Let $$H_\ell=(h_{0,\ell},\cdots,h_{2t-k,\ell},0,\cdots,0)$$ denote the vector of size $$n$$ containing the coefficients of $$Q'_\ell$$. In particular, we have $$h_{0,\ell} = s_\ell$$.

Let $$(w_1,\cdots,w_n)$$ be a pseudo-multi-share of secrets $$(s_1,\cdots,s_n)$$. Then we have \begin{alignat*}{2} (w_1,\cdots,w_n) &= (P(\alpha_1),\cdots,P(\alpha_n))\\ &= \sum_{\ell=1}^{k} H_\ell \ . B_\ell \ . M_\ell \end{alignat*} where $$B_\ell$$ is the vandermonde matrix of size $$n$$ whose $$(i,j)$$ entry is $$(\alpha_j-e_\ell)^{i-1}$$, and $$M_\ell$$ is a square matrix of size $$n$$ whose $$(i,j)$$ entry is $$L_\ell(\alpha_i)$$ for $$i=j$$, and $$0$$ everywhere else.

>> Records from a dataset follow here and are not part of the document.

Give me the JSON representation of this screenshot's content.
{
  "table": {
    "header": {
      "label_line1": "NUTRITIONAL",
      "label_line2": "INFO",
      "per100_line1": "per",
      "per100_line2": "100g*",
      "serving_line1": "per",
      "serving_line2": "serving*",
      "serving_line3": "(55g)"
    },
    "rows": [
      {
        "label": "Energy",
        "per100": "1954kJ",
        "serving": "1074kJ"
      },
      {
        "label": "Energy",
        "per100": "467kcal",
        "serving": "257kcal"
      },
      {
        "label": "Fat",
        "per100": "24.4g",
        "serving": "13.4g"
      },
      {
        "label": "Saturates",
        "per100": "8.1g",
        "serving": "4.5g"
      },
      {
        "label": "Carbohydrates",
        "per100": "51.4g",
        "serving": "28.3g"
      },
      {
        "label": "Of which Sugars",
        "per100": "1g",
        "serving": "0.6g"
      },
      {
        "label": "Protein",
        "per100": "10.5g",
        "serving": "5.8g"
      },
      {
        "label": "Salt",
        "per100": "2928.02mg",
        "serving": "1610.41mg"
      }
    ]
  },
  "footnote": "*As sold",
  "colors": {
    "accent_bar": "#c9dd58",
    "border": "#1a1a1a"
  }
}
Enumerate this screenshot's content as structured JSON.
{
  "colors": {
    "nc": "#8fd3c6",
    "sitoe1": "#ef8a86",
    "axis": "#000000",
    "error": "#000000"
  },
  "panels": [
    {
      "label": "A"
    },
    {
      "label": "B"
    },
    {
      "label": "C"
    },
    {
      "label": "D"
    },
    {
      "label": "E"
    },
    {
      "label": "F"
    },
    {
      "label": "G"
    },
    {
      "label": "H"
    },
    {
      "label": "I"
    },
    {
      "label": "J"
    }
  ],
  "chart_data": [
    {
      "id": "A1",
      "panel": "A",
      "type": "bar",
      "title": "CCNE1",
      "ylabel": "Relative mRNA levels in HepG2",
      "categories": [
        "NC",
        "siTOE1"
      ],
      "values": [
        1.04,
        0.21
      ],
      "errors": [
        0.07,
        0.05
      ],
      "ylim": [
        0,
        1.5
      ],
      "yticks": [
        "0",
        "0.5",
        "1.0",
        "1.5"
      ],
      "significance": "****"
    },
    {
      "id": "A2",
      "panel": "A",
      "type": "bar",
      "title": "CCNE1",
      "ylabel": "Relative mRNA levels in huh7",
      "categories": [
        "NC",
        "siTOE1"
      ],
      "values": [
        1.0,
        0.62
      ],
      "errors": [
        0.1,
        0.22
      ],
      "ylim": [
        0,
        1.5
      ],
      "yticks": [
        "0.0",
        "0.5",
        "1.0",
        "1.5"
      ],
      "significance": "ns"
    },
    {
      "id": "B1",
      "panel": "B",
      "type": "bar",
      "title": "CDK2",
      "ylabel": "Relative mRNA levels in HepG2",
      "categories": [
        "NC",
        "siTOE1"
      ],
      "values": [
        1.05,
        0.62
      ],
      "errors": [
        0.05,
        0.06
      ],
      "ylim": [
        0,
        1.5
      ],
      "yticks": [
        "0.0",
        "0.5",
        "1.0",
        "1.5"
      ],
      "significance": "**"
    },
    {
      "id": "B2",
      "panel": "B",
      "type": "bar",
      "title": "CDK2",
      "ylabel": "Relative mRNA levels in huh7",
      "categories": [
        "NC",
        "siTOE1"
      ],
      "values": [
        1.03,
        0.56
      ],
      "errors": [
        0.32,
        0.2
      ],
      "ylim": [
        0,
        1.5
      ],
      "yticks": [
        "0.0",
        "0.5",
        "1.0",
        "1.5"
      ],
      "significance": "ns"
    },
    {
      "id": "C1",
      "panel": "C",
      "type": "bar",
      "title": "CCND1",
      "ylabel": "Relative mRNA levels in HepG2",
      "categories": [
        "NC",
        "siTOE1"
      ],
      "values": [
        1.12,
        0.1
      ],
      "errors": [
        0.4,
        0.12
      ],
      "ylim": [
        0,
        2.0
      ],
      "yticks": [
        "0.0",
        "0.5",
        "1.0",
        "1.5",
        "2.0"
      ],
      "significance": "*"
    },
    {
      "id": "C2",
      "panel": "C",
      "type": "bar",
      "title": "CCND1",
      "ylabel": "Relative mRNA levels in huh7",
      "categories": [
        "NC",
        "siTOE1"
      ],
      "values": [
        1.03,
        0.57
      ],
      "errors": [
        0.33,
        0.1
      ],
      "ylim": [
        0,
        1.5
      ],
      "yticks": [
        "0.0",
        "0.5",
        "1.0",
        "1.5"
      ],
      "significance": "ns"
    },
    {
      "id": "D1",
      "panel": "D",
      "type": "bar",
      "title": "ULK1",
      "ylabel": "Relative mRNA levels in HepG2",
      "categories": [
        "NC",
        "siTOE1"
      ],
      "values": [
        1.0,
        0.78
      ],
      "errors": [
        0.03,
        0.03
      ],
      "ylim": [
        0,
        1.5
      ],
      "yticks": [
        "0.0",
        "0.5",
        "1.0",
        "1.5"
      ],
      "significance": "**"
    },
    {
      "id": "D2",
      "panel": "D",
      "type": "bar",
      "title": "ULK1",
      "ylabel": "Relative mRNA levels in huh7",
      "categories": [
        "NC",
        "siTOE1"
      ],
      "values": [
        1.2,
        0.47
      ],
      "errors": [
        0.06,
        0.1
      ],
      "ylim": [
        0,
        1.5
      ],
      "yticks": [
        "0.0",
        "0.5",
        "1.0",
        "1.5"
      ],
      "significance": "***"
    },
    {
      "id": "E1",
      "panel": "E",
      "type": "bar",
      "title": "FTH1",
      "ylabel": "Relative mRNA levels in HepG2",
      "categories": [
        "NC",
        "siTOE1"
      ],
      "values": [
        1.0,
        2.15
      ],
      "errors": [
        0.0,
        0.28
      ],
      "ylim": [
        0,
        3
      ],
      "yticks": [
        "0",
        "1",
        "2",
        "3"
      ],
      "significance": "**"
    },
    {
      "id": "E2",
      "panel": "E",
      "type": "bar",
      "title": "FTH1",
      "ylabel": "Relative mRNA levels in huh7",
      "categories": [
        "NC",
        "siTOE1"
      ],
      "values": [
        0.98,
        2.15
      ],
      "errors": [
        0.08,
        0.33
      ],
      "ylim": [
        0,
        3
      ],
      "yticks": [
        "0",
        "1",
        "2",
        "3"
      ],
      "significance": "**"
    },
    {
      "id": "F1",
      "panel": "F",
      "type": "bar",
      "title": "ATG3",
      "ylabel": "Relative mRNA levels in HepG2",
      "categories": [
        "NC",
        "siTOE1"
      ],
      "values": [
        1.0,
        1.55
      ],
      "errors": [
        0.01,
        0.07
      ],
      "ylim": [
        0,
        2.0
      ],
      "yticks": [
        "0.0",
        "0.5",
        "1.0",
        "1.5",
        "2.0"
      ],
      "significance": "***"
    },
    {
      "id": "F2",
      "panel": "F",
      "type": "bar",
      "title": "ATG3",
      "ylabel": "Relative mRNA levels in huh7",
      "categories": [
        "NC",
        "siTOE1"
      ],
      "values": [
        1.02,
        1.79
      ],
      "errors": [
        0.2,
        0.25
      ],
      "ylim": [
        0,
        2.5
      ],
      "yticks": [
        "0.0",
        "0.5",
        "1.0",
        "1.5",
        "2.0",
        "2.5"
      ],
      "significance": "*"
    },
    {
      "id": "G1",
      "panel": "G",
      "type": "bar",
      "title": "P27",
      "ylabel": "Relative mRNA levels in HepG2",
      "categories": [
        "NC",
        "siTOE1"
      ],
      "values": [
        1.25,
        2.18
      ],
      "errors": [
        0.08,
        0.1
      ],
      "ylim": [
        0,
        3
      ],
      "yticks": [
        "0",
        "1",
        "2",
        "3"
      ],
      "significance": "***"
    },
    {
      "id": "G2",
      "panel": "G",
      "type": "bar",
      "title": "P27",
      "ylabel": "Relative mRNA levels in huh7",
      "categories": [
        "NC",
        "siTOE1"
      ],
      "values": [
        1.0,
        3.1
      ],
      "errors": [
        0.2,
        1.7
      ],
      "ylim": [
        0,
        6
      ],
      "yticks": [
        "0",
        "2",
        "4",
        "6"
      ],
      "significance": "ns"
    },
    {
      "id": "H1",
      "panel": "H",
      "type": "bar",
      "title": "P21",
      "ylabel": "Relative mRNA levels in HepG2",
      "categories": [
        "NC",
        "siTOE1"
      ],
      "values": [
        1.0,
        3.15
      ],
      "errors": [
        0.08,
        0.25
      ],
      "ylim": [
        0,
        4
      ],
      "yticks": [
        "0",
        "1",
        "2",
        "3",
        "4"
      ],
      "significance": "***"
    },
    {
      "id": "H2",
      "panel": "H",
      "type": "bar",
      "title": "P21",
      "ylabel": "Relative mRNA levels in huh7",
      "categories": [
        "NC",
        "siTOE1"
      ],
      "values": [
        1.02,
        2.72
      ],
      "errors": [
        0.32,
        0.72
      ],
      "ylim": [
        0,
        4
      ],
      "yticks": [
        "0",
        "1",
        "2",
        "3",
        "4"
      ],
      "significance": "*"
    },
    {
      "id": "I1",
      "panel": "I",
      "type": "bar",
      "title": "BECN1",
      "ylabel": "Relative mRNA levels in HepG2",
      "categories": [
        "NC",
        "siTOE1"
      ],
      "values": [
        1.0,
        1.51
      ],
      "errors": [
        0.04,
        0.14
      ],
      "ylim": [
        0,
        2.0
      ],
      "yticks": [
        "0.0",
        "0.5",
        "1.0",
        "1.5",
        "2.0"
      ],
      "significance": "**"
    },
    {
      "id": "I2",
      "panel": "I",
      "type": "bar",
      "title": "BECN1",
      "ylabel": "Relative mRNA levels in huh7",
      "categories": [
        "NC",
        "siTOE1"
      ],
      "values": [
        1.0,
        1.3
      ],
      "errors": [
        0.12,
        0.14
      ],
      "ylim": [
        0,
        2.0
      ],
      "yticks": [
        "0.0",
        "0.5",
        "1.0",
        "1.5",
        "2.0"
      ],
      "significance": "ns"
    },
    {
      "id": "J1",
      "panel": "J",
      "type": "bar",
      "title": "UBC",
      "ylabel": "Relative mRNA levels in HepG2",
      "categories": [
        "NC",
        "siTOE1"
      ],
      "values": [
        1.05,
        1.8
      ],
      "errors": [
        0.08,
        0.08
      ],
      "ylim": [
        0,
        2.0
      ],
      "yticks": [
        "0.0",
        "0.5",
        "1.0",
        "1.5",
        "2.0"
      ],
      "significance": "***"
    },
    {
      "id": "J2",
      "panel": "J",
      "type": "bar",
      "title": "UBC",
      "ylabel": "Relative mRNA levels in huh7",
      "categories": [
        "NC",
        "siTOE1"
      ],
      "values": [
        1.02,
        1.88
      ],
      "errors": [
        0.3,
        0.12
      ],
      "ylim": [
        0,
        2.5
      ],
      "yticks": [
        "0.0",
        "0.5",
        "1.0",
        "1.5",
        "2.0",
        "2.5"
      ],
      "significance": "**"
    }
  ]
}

On the other hand, let $$(v_1,\cdots,v_n)$$ be a multi-share of secrets $$(s_1,\cdots,s_n)$$ and let $$R(x)$$ be the corresponding degree-$$t$$ polynomial. Then we have \begin{alignat*}{2} (v_1,\cdots,v_n) &= (R(\alpha_1),\cdots,R(\alpha_n))\\ &= \sum_{\ell=1}^{k} H_\ell \ . Chop_{t-k+1} \ . B_\ell \ . M_\ell \end{alignat*}

The above is valid because the polynomial $$R(x)$$ defined below is indeed a degree-$$t$$ polynomial such that $$R(e_\ell) = s_\ell$$ for all $$1 \leq \ell \leq k$$. \begin{alignat*}{2} R(x) &= \sum_{\ell=1}^{k} Q''_\ell(x-e_\ell) L_\ell(x)\\ \end{alignat*} with $$Q''_\ell(x-e_\ell)$$ a $$(t-k+1)$$-degree polynomial such that $$Q''_\ell(0)=s_\ell$$ for all $$1 \leq \ell \leq k$$.

Since $$Q''_\ell(0)=Q'_\ell(0)=h_{0,\ell}=s_\ell$$ for all $$1 \leq \ell \leq k$$, the following tuple is a valid set of coefficients for $$Q''_\ell(x)$$:

\begin{alignat*}{2} H_\ell \ . Chop_{t-k+1} &= (h_{0,\ell},\cdots,h_{2t-k,\ell},0,\cdots,0) \ . Chop_{t-k+1}\\ &= (h_{0,\ell},\cdots,h_{t-k,\ell},0,\cdots,0) \end{alignat*}

Now from the two expressions of $$(w_1,\cdots,w_n)$$ and $$(v_1,\cdots,v_n)$$ above, we need to get to the formula $$(w_1,\cdots,w_n). A = (v_1,\cdots,v_n)$$ with
$$A = \sum_{k=1}^{\ell} B_\ell^{-1} Chop_{t-k+1} B_\ell M_\ell$$

Any thoughts or suggestions?